Cravotto, que inicialmente se relacionou com as formulações urbanísticas francesas (guardava anotações conferencias de Leon Jaussely e valorizava o pensamento de Marcel Poëte) e após viagem de estudos aos Estados Unidos e Canadá e da sua passagem pela Inglaterra em 1918, trabalhando entre 1919-1921 na Europa tomou conhecimento das novas propostas da renovação urbanística no caso se incluem a escola alemã, reformulando e se adaptando à suas metodologias.

A década de 20 confirma as tendências urbanas sugeridas no período anterior. O Palácio Salvo começa a ser construído (1922-1928) sobre a Plaza Independência e a avenida 18 de Julio, iniciando a "verticalização" da cidade com uma referência urbana ainda hoje presente.

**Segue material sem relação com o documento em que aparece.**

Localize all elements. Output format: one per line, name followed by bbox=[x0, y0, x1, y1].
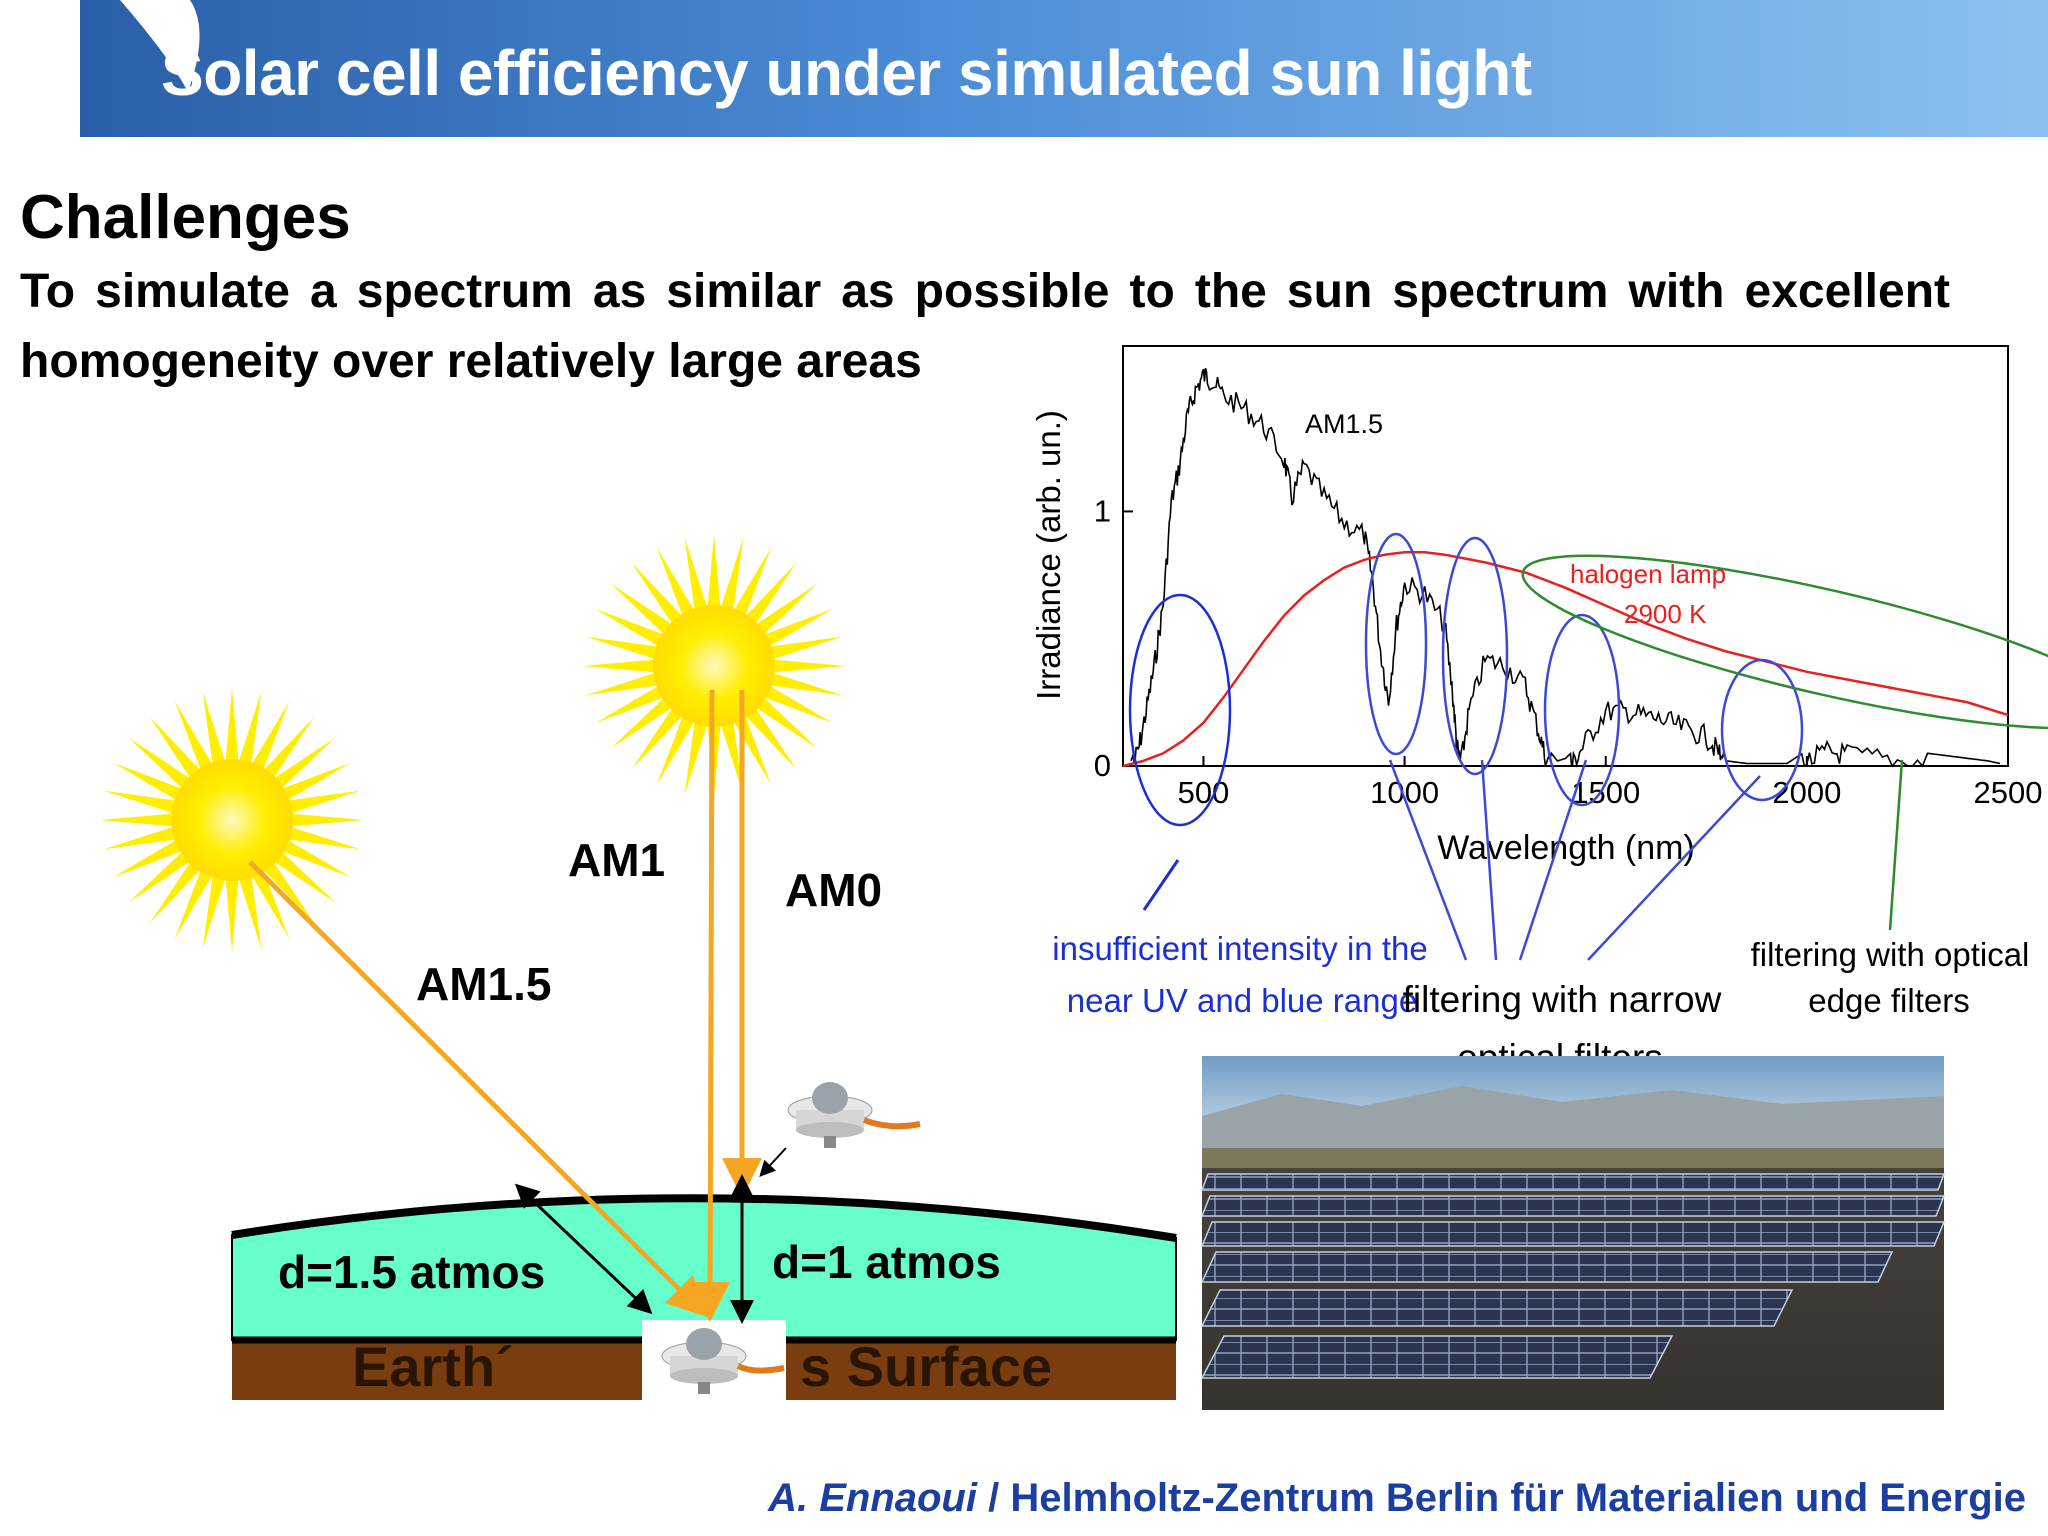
atmosphere-top-edge bbox=[231, 1194, 1177, 1242]
series-halogen-line bbox=[1122, 550, 2009, 768]
uv-range-ellipse bbox=[1128, 593, 1232, 827]
pyranometer-ground-icon bbox=[661, 1328, 785, 1394]
x-tick-label: 2500 bbox=[1974, 775, 2043, 810]
series-label-halogen-1: halogen lamp bbox=[1570, 559, 1726, 589]
solar-field-photo bbox=[1200, 1056, 1946, 1410]
solar-panel-rows bbox=[1200, 1173, 1946, 1379]
narrow-filter-ellipse-1 bbox=[1364, 532, 1428, 756]
narrow-leader-3 bbox=[1518, 759, 1588, 961]
narrow-leader-1 bbox=[1388, 759, 1468, 961]
edge-filter-label-box bbox=[1740, 920, 2040, 1022]
pyranometer-top-icon bbox=[787, 1082, 921, 1148]
uv-leader-line bbox=[1142, 859, 1180, 911]
solar-panel-row bbox=[1200, 1251, 1894, 1283]
path-label-d1: d=1 atmos bbox=[772, 1236, 1001, 1288]
intro-text-line-1: To simulate a spectrum as similar as pos… bbox=[20, 265, 1950, 318]
solar-panel-row bbox=[1200, 1173, 1946, 1191]
ray-label-am0: AM0 bbox=[785, 864, 882, 916]
y-tick-label: 0 bbox=[1094, 748, 1111, 783]
y-tick-label: 1 bbox=[1094, 493, 1111, 528]
footer-institute: / Helmholtz-Zentrum Berlin für Materiali… bbox=[976, 1476, 2026, 1520]
solar-panel-row bbox=[1200, 1335, 1674, 1379]
solar-panel-row bbox=[1200, 1195, 1946, 1217]
pointer-arrow bbox=[759, 1147, 787, 1177]
sun-core bbox=[171, 759, 293, 881]
series-label-halogen-2: 2900 K bbox=[1624, 599, 1707, 629]
solar-panel-row bbox=[1200, 1221, 1946, 1247]
uv-annotation-line-1: insufficient intensity in the bbox=[1052, 930, 1427, 967]
edge-annotation-line-2: edge filters bbox=[1808, 982, 1969, 1019]
edge-filter-ellipse bbox=[1521, 554, 2048, 730]
logo-swoosh-icon bbox=[120, 0, 200, 92]
path-label-d15: d=1.5 atmos bbox=[278, 1246, 545, 1298]
solar-panel-row bbox=[1200, 1289, 1794, 1327]
intro-text-line-2: homogeneity over relatively large areas bbox=[20, 335, 922, 388]
sun-low-icon bbox=[100, 688, 364, 952]
header-bar bbox=[80, 0, 2048, 137]
ray-am1 bbox=[690, 689, 731, 1322]
narrow-leader-2 bbox=[1480, 759, 1498, 961]
page-title: Solar cell efficiency under simulated su… bbox=[161, 37, 1532, 109]
x-axis-title: Wavelength (nm) bbox=[1437, 829, 1695, 867]
footer-author: A. Ennaoui bbox=[768, 1476, 977, 1520]
narrow-leader-4 bbox=[1587, 775, 1761, 961]
ray-label-am15: AM1.5 bbox=[416, 958, 551, 1010]
ray-label-am1: AM1 bbox=[568, 834, 665, 886]
air-mass-diagram: AM1.5 AM1 AM0 d=1.5 atmos d=1 atmos Eart… bbox=[100, 534, 1177, 1415]
surface-label-left: Earth´ bbox=[352, 1335, 514, 1398]
x-tick-label: 2000 bbox=[1772, 775, 1841, 810]
narrow-filter-ellipse-4 bbox=[1720, 658, 1804, 802]
narrow-filter-ellipse-2 bbox=[1441, 536, 1509, 776]
surface-label-right: s Surface bbox=[800, 1335, 1052, 1398]
y-axis-title: Irradiance (arb. un.) bbox=[1030, 410, 1067, 700]
series-label-am15: AM1.5 bbox=[1305, 409, 1383, 439]
section-heading: Challenges bbox=[20, 183, 351, 252]
narrow-annotation-line-1: filtering with narrow bbox=[1403, 979, 1722, 1020]
uv-annotation-line-2: near UV and blue range bbox=[1067, 982, 1417, 1019]
edge-leader bbox=[1888, 759, 1904, 931]
edge-annotation-line-1: filtering with optical bbox=[1751, 936, 2030, 973]
path-arrow-d15 bbox=[514, 1183, 653, 1315]
footer-credit: A. Ennaoui / Helmholtz-Zentrum Berlin fü… bbox=[768, 1476, 2026, 1521]
series-am15-line bbox=[1130, 367, 2001, 768]
narrow-filter-ellipse-3 bbox=[1543, 613, 1621, 807]
x-tick-label: 1000 bbox=[1370, 775, 1439, 810]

As normas de higiene (1928) que habilitam as novas tipologias de habitação são modificadas pelo Plano Fabini (1928) e pelas primeiras operações de seção da trama viária (avenida de la Agraciada).

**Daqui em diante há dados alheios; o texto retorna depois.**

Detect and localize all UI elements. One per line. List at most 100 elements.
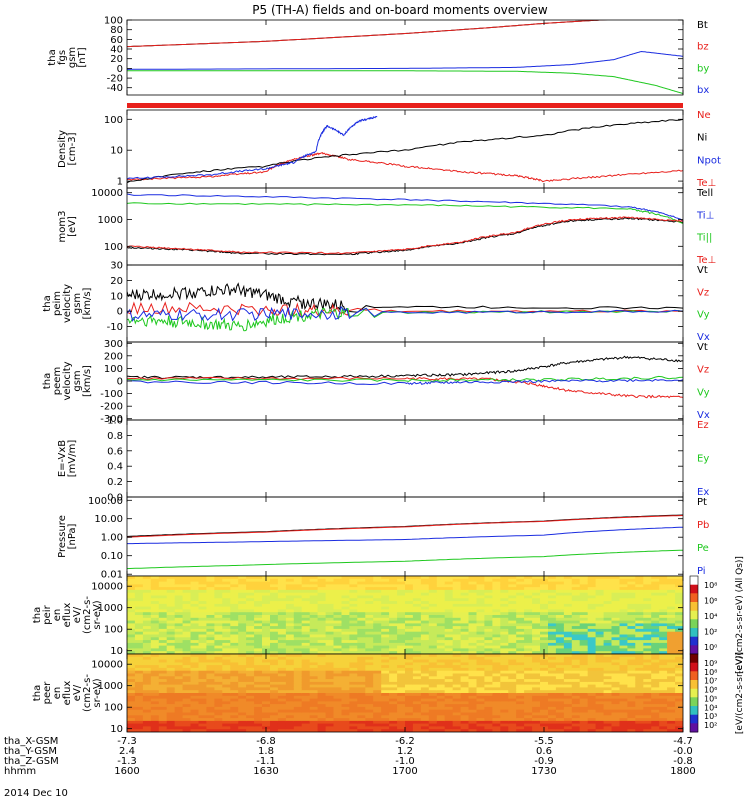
legend-entry: Pe: [697, 543, 709, 554]
legend-entry: Pt: [697, 497, 707, 508]
y-tick-label: 10: [110, 646, 123, 657]
y-axis-label: peir: [42, 604, 53, 624]
series-line-temperature-0: [127, 217, 683, 256]
ephemeris-value: -1.1: [256, 756, 276, 767]
ephemeris-value: 1.8: [258, 746, 274, 757]
y-axis-label: tha: [32, 607, 43, 623]
y-axis-label: [km/s]: [82, 365, 93, 397]
series-line-peim-velocity-1: [127, 301, 683, 318]
y-axis-label: tha: [32, 685, 43, 701]
ephemeris-value: 1.2: [397, 746, 413, 757]
y-axis-label: velocity: [62, 284, 73, 323]
y-tick-label: 1: [117, 177, 123, 188]
y-tick-label: 0: [117, 307, 123, 318]
y-tick-label: 0.4: [107, 462, 123, 473]
colorbar-tick-label: 10⁴: [704, 612, 717, 621]
colorbar-tick-label: 10²: [704, 721, 717, 730]
ephemeris-value: 1600: [114, 766, 139, 777]
ephemeris-value: -5.5: [534, 736, 554, 747]
y-tick-label: -100: [100, 389, 123, 400]
legend-temperature: Tell Ti⊥ Ti|| Te⊥: [696, 188, 716, 266]
ephemeris-value: 2.4: [119, 746, 135, 757]
panel-pressure: Pt Pb Pe Pi 100.00 10.00 1.00 0.10 0.01 Pressure[…: [57, 496, 709, 581]
y-axis-label: sr-eV): [92, 600, 103, 629]
series-line-peem-velocity-0: [127, 355, 683, 380]
ephemeris-row-label: tha_Y-GSM: [4, 746, 57, 757]
y-tick-label: -20: [107, 74, 123, 85]
y-tick-label: 100: [104, 115, 123, 126]
ephemeris-value: -0.0: [673, 746, 693, 757]
legend-entry: Tell: [696, 188, 713, 199]
ephemeris-table: tha_X-GSM -7.3 -6.8 -6.2 -5.5 -4.7 tha_Y-GSM 2.…: [4, 736, 696, 777]
legend-pressure: Pt Pb Pe Pi: [697, 497, 709, 577]
y-axis-label: eflux: [62, 603, 73, 628]
y-axis-label: Pressure: [57, 515, 68, 558]
colorbar-tick-label: 10⁸: [704, 668, 717, 677]
y-tick-label: 300: [104, 339, 123, 350]
y-tick-label: 100: [104, 16, 123, 27]
series-line-peem-velocity-2: [127, 375, 683, 383]
y-axis-label: eV/: [72, 684, 83, 701]
y-tick-label: 10000: [91, 582, 123, 593]
y-axis-label: [nPa]: [67, 523, 78, 549]
legend-peem-velocity: Vt Vz Vy Vx: [697, 342, 710, 421]
y-axis-label: sr-eV): [92, 678, 103, 707]
series-line-density-1: [127, 118, 683, 184]
y-tick-label: 0: [117, 377, 123, 388]
y-tick-label: 0: [117, 64, 123, 75]
y-axis-label: E=-VxB: [57, 440, 68, 477]
y-axis-label: gsm: [72, 293, 83, 314]
series-line-fgs-2: [127, 70, 683, 94]
colorbar-tick-label: 10⁵: [704, 694, 717, 703]
y-axis-label: en: [52, 609, 63, 622]
y-tick-label: 0.01: [101, 570, 123, 581]
y-tick-label: 100: [104, 364, 123, 375]
y-tick-label: 1.00: [101, 533, 123, 544]
colorbar-tick-label: 10³: [704, 712, 717, 721]
ephemeris-value: -7.3: [117, 736, 137, 747]
legend-entry: Te⊥: [696, 178, 716, 189]
ephemeris-value: 1700: [392, 766, 417, 777]
y-axis-label: mom3: [57, 211, 68, 243]
y-axis-label: [nT]: [77, 47, 88, 67]
series-line-pressure-1: [127, 515, 683, 538]
y-tick-label: 40: [110, 45, 123, 56]
legend-entry: Vt: [697, 265, 708, 276]
date-label: 2014 Dec 10: [4, 788, 68, 799]
y-tick-label: 100: [104, 625, 123, 636]
y-tick-label: 10000: [91, 188, 123, 199]
panel-frame: [126, 496, 684, 577]
series-line-density-0: [127, 151, 683, 183]
y-axis-label: [eV]: [67, 216, 78, 237]
colorbar-tick-label: 10²: [704, 628, 717, 637]
ephemeris-row-label: tha_Z-GSM: [4, 756, 59, 767]
legend-entry: Ne: [697, 110, 711, 121]
legend-fgs: Bt bz by bx: [697, 20, 709, 96]
y-tick-label: 30: [110, 261, 123, 272]
y-tick-label: 0.6: [107, 446, 123, 457]
panel-frame: [126, 264, 684, 343]
series-line-temperature-1: [127, 193, 683, 222]
y-axis-label: peem: [52, 367, 63, 395]
series-line-temperature-3: [127, 216, 683, 255]
ephemeris-value: -1.0: [395, 756, 415, 767]
y-axis-label: gsm: [72, 370, 83, 391]
y-tick-label: 20: [110, 54, 123, 65]
spectrogram-peir-eflux: [127, 576, 683, 654]
legend-entry: Vz: [697, 287, 709, 298]
legend-peim-velocity: Vt Vz Vy Vx: [697, 265, 710, 343]
y-tick-label: -40: [107, 83, 123, 94]
series-line-fgs-1: [127, 20, 608, 48]
y-tick-label: 1000: [98, 603, 123, 614]
series-line-density-2: [127, 116, 378, 180]
legend-entry: Vt: [697, 342, 708, 353]
y-tick-label: 60: [110, 35, 123, 46]
legend-efield: Ez Ey Ex: [697, 420, 709, 498]
series-line-pressure-2: [127, 549, 683, 570]
y-tick-label: 0.8: [107, 431, 123, 442]
y-tick-label: -300: [100, 414, 123, 425]
y-axis-label: eflux: [62, 681, 73, 706]
legend-entry: Te⊥: [696, 255, 716, 266]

Plano Regulador de Montevidéu (1930) de Mauricio Cravotto, parte da realidade urbana e tenta organizar uma visão através do projeto a importância de certas operações de renovação, para valorizar as condições essenciais da vida urbana, antes que se tornem composições cenográficas. Tratava-se definitivamente das metodologias, conceitos diferenciados de cidade e urbanismo.

Em 1930, o plano para uma cidade de 3 milhões de habitantes (arq. Mauricio Cravotto) constitui a primeira expressão de negação da cidade existente.

O período de hegemonia do art déco (1925-1935), habilita o ingresso definitivo da corrente arquitetônica renovadora em nosso meio e o predomínio da cidade balneária que impregna este período promove a construção das Ramblas Sul, Ramirez e Pocitos, proporcionando importância urbana à costa sudeste da cidade.

Nestes anos, a localização descentralizada da Cidade Velha com relação ao desenvolvimento de Montevidéu, como também a utilização quase exclusiva da área da baía para serviços portuários, consolida a paulatina descaracterização daquela primeira fisionomia integradora "baía-cidade".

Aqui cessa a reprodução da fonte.